To be consistent with the view of the authors whose approaches are presented later in this article retain the traditional view of management as a broader concept that includes the leadership. 4. Features managerial administrative or organizational goals through the coordination of individual efforts of others is not a process that can be left to chance. It requires the systematic implementation of a set of activities that generally fall into several administrative or managerial functions. Almost a century ago Henry Fayol identified five management functions: planning, organization, direction, coordination and control. With the passage of time and the development of managerial thought, these functions have been reduced to four. Most authors point out the functions of planning (or planning), organization, address (or leadership or motivation) and control: Robbins (op.cit., P.4), Gibson, Ivancevich and Donnelly (2001, pp.

17-21) and Hersey et alt. (Op. cit., Pp. 10-11). Less common is the breakdown of management functions in a larger number, as is the case with Kast and Rosenzweig. (Op.cit., Pp. 420-425), who have six functions: setting objectives, planning, integration of resources, organization, implementation (implementation) and control.

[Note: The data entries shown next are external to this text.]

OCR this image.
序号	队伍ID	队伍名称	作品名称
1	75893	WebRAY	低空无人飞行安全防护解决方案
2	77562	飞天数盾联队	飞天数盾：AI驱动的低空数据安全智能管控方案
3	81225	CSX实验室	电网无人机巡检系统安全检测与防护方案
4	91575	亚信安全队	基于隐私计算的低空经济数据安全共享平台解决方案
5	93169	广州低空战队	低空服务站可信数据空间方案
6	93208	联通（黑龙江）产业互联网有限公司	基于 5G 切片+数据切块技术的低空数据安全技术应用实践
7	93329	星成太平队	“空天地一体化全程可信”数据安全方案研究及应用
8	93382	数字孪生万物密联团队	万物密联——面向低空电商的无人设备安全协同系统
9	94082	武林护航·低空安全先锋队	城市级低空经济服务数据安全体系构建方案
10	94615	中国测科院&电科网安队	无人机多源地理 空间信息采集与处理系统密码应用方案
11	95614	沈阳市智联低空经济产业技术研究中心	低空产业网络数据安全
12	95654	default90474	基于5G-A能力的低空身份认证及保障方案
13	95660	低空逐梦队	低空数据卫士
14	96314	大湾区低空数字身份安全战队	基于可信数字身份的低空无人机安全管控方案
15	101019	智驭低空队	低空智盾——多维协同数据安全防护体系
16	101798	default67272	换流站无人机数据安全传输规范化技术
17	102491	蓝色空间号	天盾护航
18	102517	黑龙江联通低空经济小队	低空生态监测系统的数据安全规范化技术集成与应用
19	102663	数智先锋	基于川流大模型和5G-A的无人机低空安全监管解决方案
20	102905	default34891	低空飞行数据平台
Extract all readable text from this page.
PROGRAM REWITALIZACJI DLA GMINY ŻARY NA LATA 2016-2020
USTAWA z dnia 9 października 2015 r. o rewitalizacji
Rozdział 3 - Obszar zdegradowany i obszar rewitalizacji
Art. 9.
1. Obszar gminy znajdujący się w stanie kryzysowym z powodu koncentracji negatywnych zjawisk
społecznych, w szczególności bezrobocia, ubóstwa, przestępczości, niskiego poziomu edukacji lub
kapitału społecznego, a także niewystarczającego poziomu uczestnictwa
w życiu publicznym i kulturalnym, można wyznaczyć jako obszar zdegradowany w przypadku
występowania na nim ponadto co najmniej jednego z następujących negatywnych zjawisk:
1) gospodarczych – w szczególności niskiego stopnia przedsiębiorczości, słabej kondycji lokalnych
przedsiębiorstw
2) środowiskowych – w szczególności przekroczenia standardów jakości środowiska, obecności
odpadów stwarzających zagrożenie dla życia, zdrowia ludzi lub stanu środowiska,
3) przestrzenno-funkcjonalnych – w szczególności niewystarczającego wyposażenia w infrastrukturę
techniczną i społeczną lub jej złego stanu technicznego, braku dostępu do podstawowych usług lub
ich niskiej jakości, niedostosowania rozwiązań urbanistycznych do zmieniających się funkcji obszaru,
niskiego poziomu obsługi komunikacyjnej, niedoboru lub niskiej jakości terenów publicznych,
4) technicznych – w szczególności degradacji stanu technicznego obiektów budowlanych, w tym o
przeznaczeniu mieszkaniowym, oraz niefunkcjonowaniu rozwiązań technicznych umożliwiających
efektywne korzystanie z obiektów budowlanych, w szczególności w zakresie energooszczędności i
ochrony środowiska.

Let’s review the four typical functions of task management. 4.1. Planning is the starting point of the administrative process, including setting objectives and goals, and design strategies to achieve them. The results of this operation define the direction for the organization: in this direction are heading the efforts of its members. 4.2. Organization This function operationalized and gives practical meaning to the plans. It covers the conversion of goals into concrete activities, the allocation of activities and resources to individuals and groups, establishing coordination mechanisms and authority (structural arrangements) and the establishment of procedures for decision making.